Scripps Professor, Author of New Book on Challenges of Sleeplessness
Gayle Greene, professor of English at Scripps College, took a break from the world of memoir and Shakespeare to write a tale of personal experience. Insomniac, to be released in March, is a first-person account that combines narrative with scientific investigation to detail the reality of living as a writer with insomnia. “People are always saying to me, ‘No wonder you get so much done,’” Greene said. “Wrong. I get stuff done in spite of insomnia, not because of it—and because I cut a lot of other things out of my life. Insomnia doesn’t give me more time, it gives me less.”
Greene can discuss insomnia and the following issues:
• Sleep deprivation wreaks havoc on not only normal functioning, but also hormonal functioning, and it raises levels of stress hormones, diminishes growth hormone, and promotes insulin resistance.
• Insomnia increases appetite and impairs immune function, memory, and motor coordination, and puts sufferers at risk for diabetes, obesity, and other age-related illnesses.
• Why most insomniacs never consult a doctor about their condition. Greene believes this is because doctors rarely take insomnia seriously, and pride themselves on how little sleep they themselves need, as their own medical training was an exercise in sleep deprivation.
• Research suggests not all insomnia is caused by psychological upset, as in some cases it is genetically based.
• Her belief that therapies should be individually targeted to specific insomnia problems, which is a long way off, given that only $20 million annually is given to research a condition that afflicts as much as one-third of the population, with a large percentage of them being women, the elderly, and the poor.

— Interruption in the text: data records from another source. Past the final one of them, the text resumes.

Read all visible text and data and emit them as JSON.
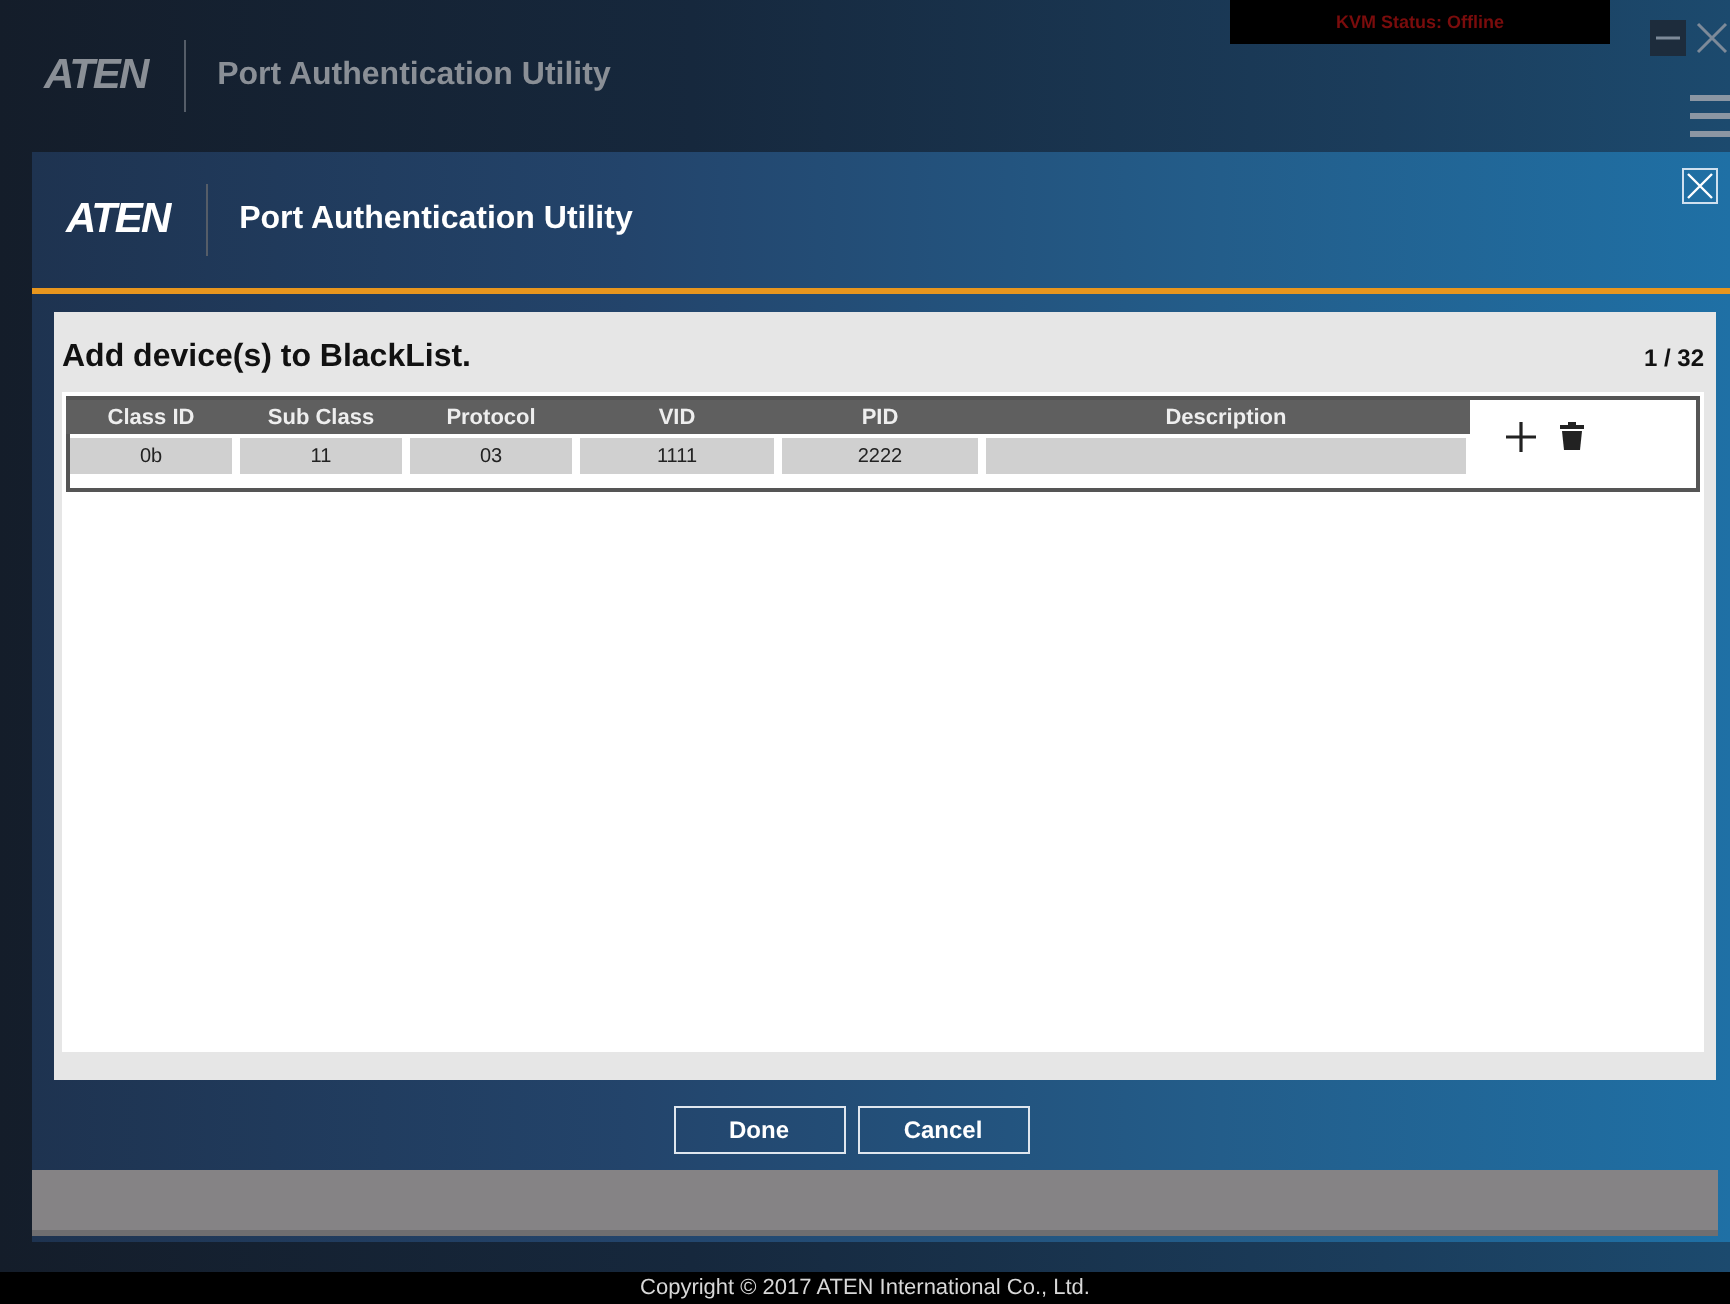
{
  "app": {
    "logo": "ATEN",
    "title": "Port Authentication Utility",
    "kvm_status": "KVM Status: Offline"
  },
  "dialog": {
    "logo": "ATEN",
    "title": "Port Authentication Utility",
    "heading": "Add device(s) to BlackList.",
    "count": "1 / 32",
    "table": {
      "columns": [
        "Class ID",
        "Sub Class",
        "Protocol",
        "VID",
        "PID",
        "Description"
      ],
      "rows": [
        [
          "0b",
          "11",
          "03",
          "1111",
          "2222",
          ""
        ]
      ]
    },
    "buttons": [
      "Done",
      "Cancel"
    ]
  },
  "footer": {
    "copyright": "Copyright © 2017 ATEN International Co., Ltd."
  }
}
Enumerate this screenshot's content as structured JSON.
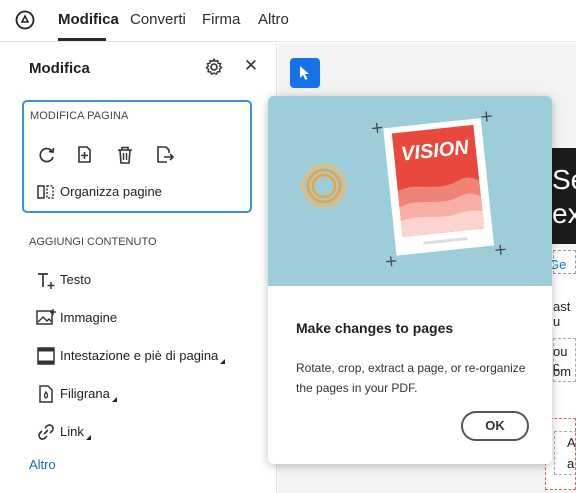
{
  "topbar": {
    "tabs": [
      {
        "label": "Modifica"
      },
      {
        "label": "Converti"
      },
      {
        "label": "Firma"
      },
      {
        "label": "Altro"
      }
    ]
  },
  "panel": {
    "title": "Modifica",
    "edit_page": {
      "label": "MODIFICA PAGINA",
      "organize_label": "Organizza pagine"
    },
    "add_content": {
      "label": "AGGIUNGI CONTENUTO",
      "items": [
        {
          "label": "Testo"
        },
        {
          "label": "Immagine"
        },
        {
          "label": "Intestazione e piè di pagina"
        },
        {
          "label": "Filigrana"
        },
        {
          "label": "Link"
        }
      ]
    },
    "more_label": "Altro"
  },
  "document": {
    "heading_line1": "Se",
    "heading_line2": "ex",
    "link_text": "Ge",
    "line_a": "ast u",
    "line_b": "ou c",
    "line_c": "om",
    "line_d": "A",
    "line_e": "a"
  },
  "popover": {
    "hero_text": "VISION",
    "title": "Make changes to pages",
    "description": "Rotate, crop, extract a page, or re-organize the pages in your PDF.",
    "ok_label": "OK"
  },
  "colors": {
    "accent_blue": "#1473e6",
    "selection_border": "#3b8fe0",
    "hero_bg": "#9ccdd9",
    "poster_red": "#e8483e"
  }
}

• When insomniacs resort to meds, they put themselves in grave danger, as evidenced by the recent death of Heath Ledger; no sleep drug provides natural sleep, and all have undesirable side effects on memory and coordination.
Gayle Green has published dozens of articles in scholarly journals such as Signs, Contemporary Literature, and Renaissance Drama, many of which have been reprinted in anthologies (e.g., Blackwell¹s Shakespeare: An Anthology of Criticism and Theory, 1945-2000,2004). She’s also published in more popular venues such as Ms Magazine, The Nation, The Women’s Review of Books, and In These Times. She’s a member of the American Academy of Sleep Medicine, a professional medical society for researchers and clinicians, and a board member and the patient representative of the American Insomnia Association, an organization within the American Academic of Sleep Medicine. Insomniac has received praise from psychology professors, doctors, and writers, including best-selling author Joyce Carol Oates and former U.S. Poet Laureate Billy Collins.